An Angular application normally starts with the designing of templates with Angular tags or markups. Then, we write components to handle the templates. The application-specific logic will be added to services. Finally, the starting component or root component will be passed on to the Angular bootstrapper.
When we run the application, Angular takes the responsibility of presenting the template to the browser and takes care of user interactions with the elements in the template according to the logic provided in the components and directives.
Let's see the objective of each block of Angular in the following points:
- Any Angular application will be comprised of a collection of components.
- Services will be injected into components.
- Templates are responsible for rendering the components in the form of HTML.
- Components hold an application logic that supports the views or templates.

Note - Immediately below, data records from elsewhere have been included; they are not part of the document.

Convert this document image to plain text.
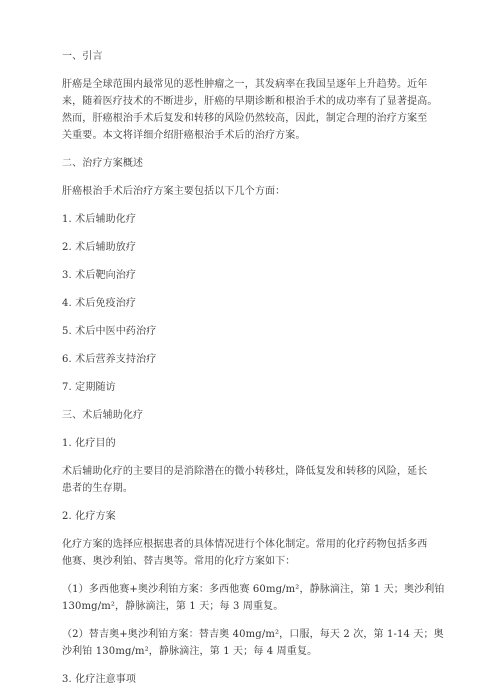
一、引言
肝癌是全球范围内最常见的恶性肿瘤之一，其发病率在我国呈逐年上升趋势。近年
来，随着医疗技术的不断进步，肝癌的早期诊断和根治手术的成功率有了显著提高。
然而，肝癌根治手术后复发和转移的风险仍然较高，因此，制定合理的治疗方案至
关重要。本文将详细介绍肝癌根治手术后的治疗方案。
二、治疗方案概述
肝癌根治手术后治疗方案主要包括以下几个方面：
1. 术后辅助化疗
2. 术后辅助放疗
3. 术后靶向治疗
4. 术后免疫治疗
5. 术后中医中药治疗
6. 术后营养支持治疗
7. 定期随访
三、术后辅助化疗
1. 化疗目的
术后辅助化疗的主要目的是消除潜在的微小转移灶，降低复发和转移的风险，延长
患者的生存期。
2. 化疗方案
化疗方案的选择应根据患者的具体情况进行个体化制定。常用的化疗药物包括多西
他赛、奥沙利铂、替吉奥等。常用的化疗方案如下：
（1）多西他赛+奥沙利铂方案：多西他赛 60mg/m²，静脉滴注，第 1 天；奥沙利铂
130mg/m²，静脉滴注，第 1 天；每 3 周重复。
（2）替吉奥+奥沙利铂方案：替吉奥 40mg/m²，口服，每天 2 次，第 1-14 天；奥
沙利铂 130mg/m²，静脉滴注，第 1 天；每 4 周重复。
3. 化疗注意事项
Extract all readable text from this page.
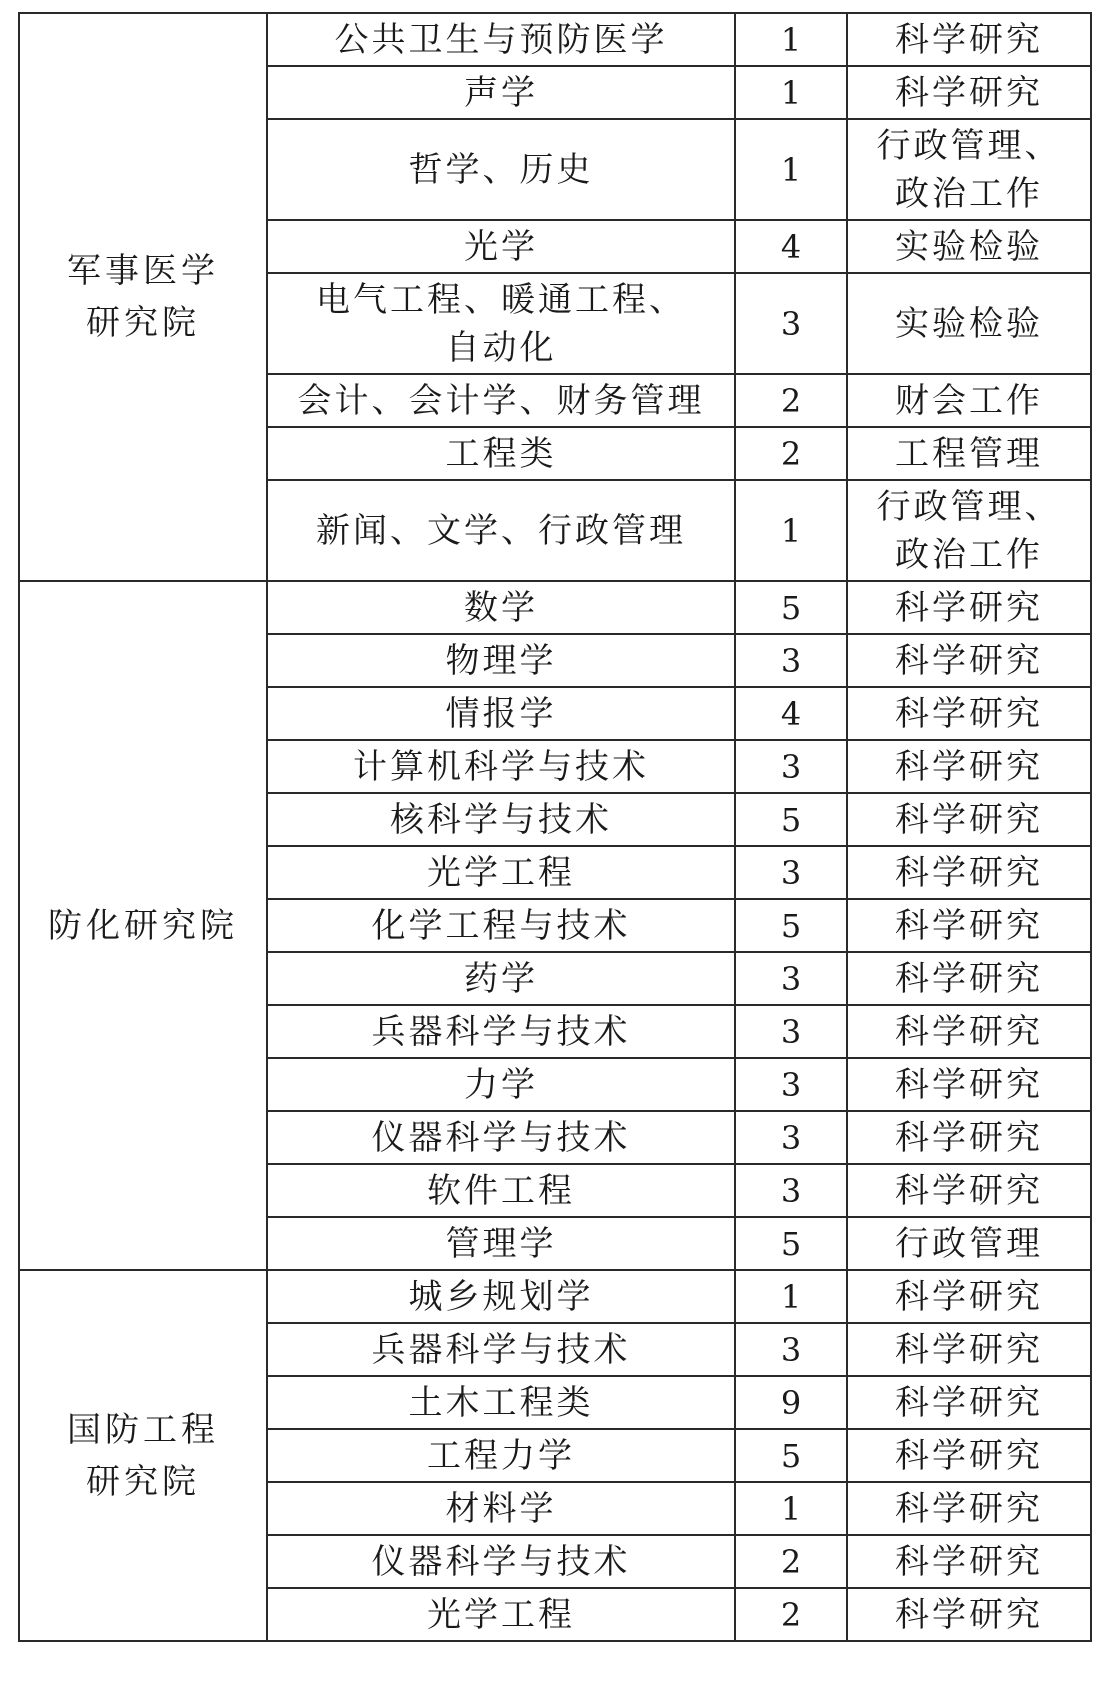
军事医学
研究院	公共卫生与预防医学	1	科学研究
	声学	1	科学研究
	哲学、历史	1	行政管理、
政治工作
	光学	4	实验检验
	电气工程、暖通工程、
自动化	3	实验检验
	会计、会计学、财务管理	2	财会工作
	工程类	2	工程管理
	新闻、文学、行政管理	1	行政管理、
政治工作
防化研究院	数学	5	科学研究
	物理学	3	科学研究
	情报学	4	科学研究
	计算机科学与技术	3	科学研究
	核科学与技术	5	科学研究
	光学工程	3	科学研究
	化学工程与技术	5	科学研究
	药学	3	科学研究
	兵器科学与技术	3	科学研究
	力学	3	科学研究
	仪器科学与技术	3	科学研究
	软件工程	3	科学研究
	管理学	5	行政管理
国防工程
研究院	城乡规划学	1	科学研究
	兵器科学与技术	3	科学研究
	土木工程类	9	科学研究
	工程力学	5	科学研究
	材料学	1	科学研究
	仪器科学与技术	2	科学研究
	光学工程	2	科学研究
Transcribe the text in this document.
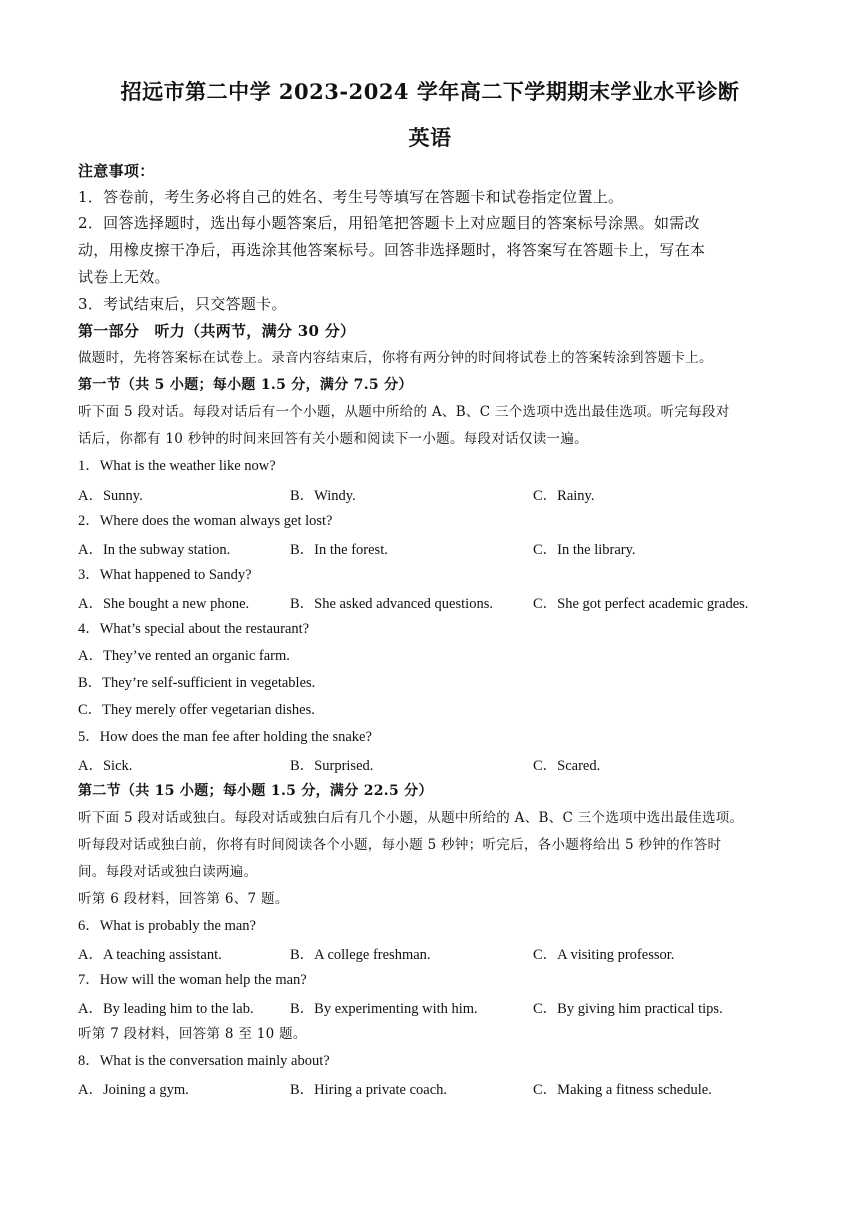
招远市第二中学 2023-2024 学年高二下学期期末学业水平诊断
英语
注意事项：
1．答卷前，考生务必将自己的姓名、考生号等填写在答题卡和试卷指定位置上。
2．回答选择题时，选出每小题答案后，用铅笔把答题卡上对应题目的答案标号涂黑。如需改
动，用橡皮擦干净后，再选涂其他答案标号。回答非选择题时，将答案写在答题卡上，写在本
试卷上无效。
3．考试结束后，只交答题卡。
第一部分　听力（共两节，满分 30 分）
做题时，先将答案标在试卷上。录音内容结束后，你将有两分钟的时间将试卷上的答案转涂到答题卡上。
第一节（共 5 小题；每小题 1.5 分，满分 7.5 分）
听下面 5 段对话。每段对话后有一个小题，从题中所给的 A、B、C 三个选项中选出最佳选项。听完每段对
话后，你都有 10 秒钟的时间来回答有关小题和阅读下一小题。每段对话仅读一遍。
1．What is the weather like now?
A．Sunny.	B．Windy.	C．Rainy.
2．Where does the woman always get lost?
A．In the subway station.	B．In the forest.	C．In the library.
3．What happened to Sandy?
A．She bought a new phone.	B．She asked advanced questions.	C．She got perfect academic grades.
4．What’s special about the restaurant?
A．They’ve rented an organic farm.
B．They’re self-sufficient in vegetables.
C．They merely offer vegetarian dishes.
5．How does the man fee after holding the snake?
A．Sick.	B．Surprised.	C．Scared.
第二节（共 15 小题；每小题 1.5 分，满分 22.5 分）
听下面 5 段对话或独白。每段对话或独白后有几个小题，从题中所给的 A、B、C 三个选项中选出最佳选项。
听每段对话或独白前，你将有时间阅读各个小题，每小题 5 秒钟；听完后，各小题将给出 5 秒钟的作答时
间。每段对话或独白读两遍。
听第 6 段材料，回答第 6、7 题。
6．What is probably the man?
A．A teaching assistant.	B．A college freshman.	C．A visiting professor.
7．How will the woman help the man?
A．By leading him to the lab.	B．By experimenting with him.	C．By giving him practical tips.
听第 7 段材料，回答第 8 至 10 题。
8．What is the conversation mainly about?
A．Joining a gym.	B．Hiring a private coach.	C．Making a fitness schedule.
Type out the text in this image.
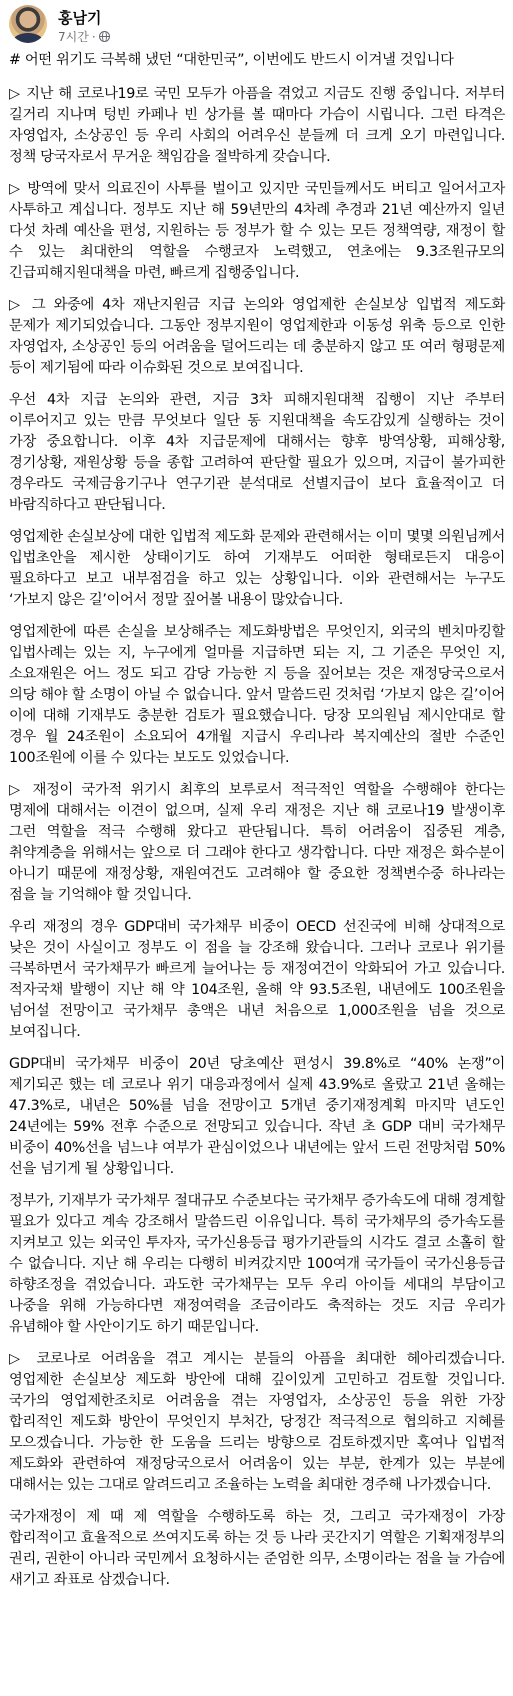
홍남기
7시간 ·

# 어떤 위기도 극복해 냈던 “대한민국”, 이번에도 반드시 이겨낼 것입니다

▷ 지난 해 코로나19로 국민 모두가 아픔을 겪었고 지금도 진행 중입니다. 저부터 길거리 지나며 텅빈 카페나 빈 상가를 볼 때마다 가슴이 시립니다. 그런 타격은 자영업자, 소상공인 등 우리 사회의 어려우신 분들께 더 크게 오기 마련입니다. 정책 당국자로서 무거운 책임감을 절박하게 갖습니다.

▷ 방역에 맞서 의료진이 사투를 벌이고 있지만 국민들께서도 버티고 일어서고자 사투하고 계십니다. 정부도 지난 해 59년만의 4차례 추경과 21년 예산까지 일년 다섯 차례 예산을 편성, 지원하는 등 정부가 할 수 있는 모든 정책역량, 재정이 할 수 있는 최대한의 역할을 수행코자 노력했고, 연초에는 9.3조원규모의 긴급피해지원대책을 마련, 빠르게 집행중입니다.

▷ 그 와중에 4차 재난지원금 지급 논의와 영업제한 손실보상 입법적 제도화 문제가 제기되었습니다. 그동안 정부지원이 영업제한과 이동성 위축 등으로 인한 자영업자, 소상공인 등의 어려움을 덜어드리는 데 충분하지 않고 또 여러 형평문제 등이 제기됨에 따라 이슈화된 것으로 보여집니다.

우선 4차 지급 논의와 관련, 지금 3차 피해지원대책 집행이 지난 주부터 이루어지고 있는 만큼 무엇보다 일단 동 지원대책을 속도감있게 실행하는 것이 가장 중요합니다. 이후 4차 지급문제에 대해서는 향후 방역상황, 피해상황, 경기상황, 재원상황 등을 종합 고려하여 판단할 필요가 있으며, 지급이 불가피한 경우라도 국제금융기구나 연구기관 분석대로 선별지급이 보다 효율적이고 더 바람직하다고 판단됩니다.

영업제한 손실보상에 대한 입법적 제도화 문제와 관련해서는 이미 몇몇 의원님께서 입법초안을 제시한 상태이기도 하여 기재부도 어떠한 형태로든지 대응이 필요하다고 보고 내부점검을 하고 있는 상황입니다. 이와 관련해서는 누구도 ‘가보지 않은 길’이어서 정말 짚어볼 내용이 많았습니다.

영업제한에 따른 손실을 보상해주는 제도화방법은 무엇인지, 외국의 벤치마킹할 입법사례는 있는 지, 누구에게 얼마를 지급하면 되는 지, 그 기준은 무엇인 지, 소요재원은 어느 정도 되고 감당 가능한 지 등을 짚어보는 것은 재정당국으로서 의당 해야 할 소명이 아닐 수 없습니다. 앞서 말씀드린 것처럼 ‘가보지 않은 길’이어 이에 대해 기재부도 충분한 검토가 필요했습니다. 당장 모의원님 제시안대로 할 경우 월 24조원이 소요되어 4개월 지급시 우리나라 복지예산의 절반 수준인 100조원에 이를 수 있다는 보도도 있었습니다.

▷ 재정이 국가적 위기시 최후의 보루로서 적극적인 역할을 수행해야 한다는 명제에 대해서는 이견이 없으며, 실제 우리 재정은 지난 해 코로나19 발생이후 그런 역할을 적극 수행해 왔다고 판단됩니다. 특히 어려움이 집중된 계층, 취약계층을 위해서는 앞으로 더 그래야 한다고 생각합니다. 다만 재정은 화수분이 아니기 때문에 재정상황, 재원여건도 고려해야 할 중요한 정책변수중 하나라는 점을 늘 기억해야 할 것입니다.

우리 재정의 경우 GDP대비 국가채무 비중이 OECD 선진국에 비해 상대적으로 낮은 것이 사실이고 정부도 이 점을 늘 강조해 왔습니다. 그러나 코로나 위기를 극복하면서 국가채무가 빠르게 늘어나는 등 재정여건이 악화되어 가고 있습니다. 적자국채 발행이 지난 해 약 104조원, 올해 약 93.5조원, 내년에도 100조원을 넘어설 전망이고 국가채무 총액은 내년 처음으로 1,000조원을 넘을 것으로 보여집니다.

GDP대비 국가채무 비중이 20년 당초예산 편성시 39.8%로 “40% 논쟁”이 제기되곤 했는 데 코로나 위기 대응과정에서 실제 43.9%로 올랐고 21년 올해는 47.3%로, 내년은 50%를 넘을 전망이고 5개년 중기재정계획 마지막 년도인 24년에는 59% 전후 수준으로 전망되고 있습니다. 작년 초 GDP 대비 국가채무 비중이 40%선을 넘느냐 여부가 관심이었으나 내년에는 앞서 드린 전망처럼 50%선을 넘기게 될 상황입니다.

정부가, 기재부가 국가채무 절대규모 수준보다는 국가채무 증가속도에 대해 경계할 필요가 있다고 계속 강조해서 말씀드린 이유입니다. 특히 국가채무의 증가속도를 지켜보고 있는 외국인 투자자, 국가신용등급 평가기관들의 시각도 결코 소홀히 할 수 없습니다. 지난 해 우리는 다행히 비켜갔지만 100여개 국가들이 국가신용등급 하향조정을 겪었습니다. 과도한 국가채무는 모두 우리 아이들 세대의 부담이고 나중을 위해 가능하다면 재정여력을 조금이라도 축적하는 것도 지금 우리가 유념해야 할 사안이기도 하기 때문입니다.

▷ 코로나로 어려움을 겪고 계시는 분들의 아픔을 최대한 헤아리겠습니다. 영업제한 손실보상 제도화 방안에 대해 깊이있게 고민하고 검토할 것입니다. 국가의 영업제한조치로 어려움을 겪는 자영업자, 소상공인 등을 위한 가장 합리적인 제도화 방안이 무엇인지 부처간, 당정간 적극적으로 협의하고 지혜를 모으겠습니다. 가능한 한 도움을 드리는 방향으로 검토하겠지만 혹여나 입법적 제도화와 관련하여 재정당국으로서 어려움이 있는 부분, 한계가 있는 부분에 대해서는 있는 그대로 알려드리고 조율하는 노력을 최대한 경주해 나가겠습니다.

국가재정이 제 때 제 역할을 수행하도록 하는 것, 그리고 국가재정이 가장 합리적이고 효율적으로 쓰여지도록 하는 것 등 나라 곳간지기 역할은 기획재정부의 권리, 권한이 아니라 국민께서 요청하시는 준엄한 의무, 소명이라는 점을 늘 가슴에 새기고 좌표로 삼겠습니다.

- Angular itself is a collection of modules. In Angular 1, the main module or application module is bootstrapped using the ng-app directive. We can include other lists of modules that our application module or main module is dependent on; they will be defined in the empty array in angular.module('myApp', []). Angular uses ES6 modules, and the functions or variables defined in modules should be exported explicitly to be consumed in other modules. The exported functions or variables are made available in other modules using the import keyword followed by the function name and then a from keyword followed by the module name. For example, import {http} from @angular/http.
- Each Angular library is a facade of many private modules that are logically related.
- Directives provide instructions to render the templates.
We will see each building block of the Angular architecture in detail in the subsequent chapters.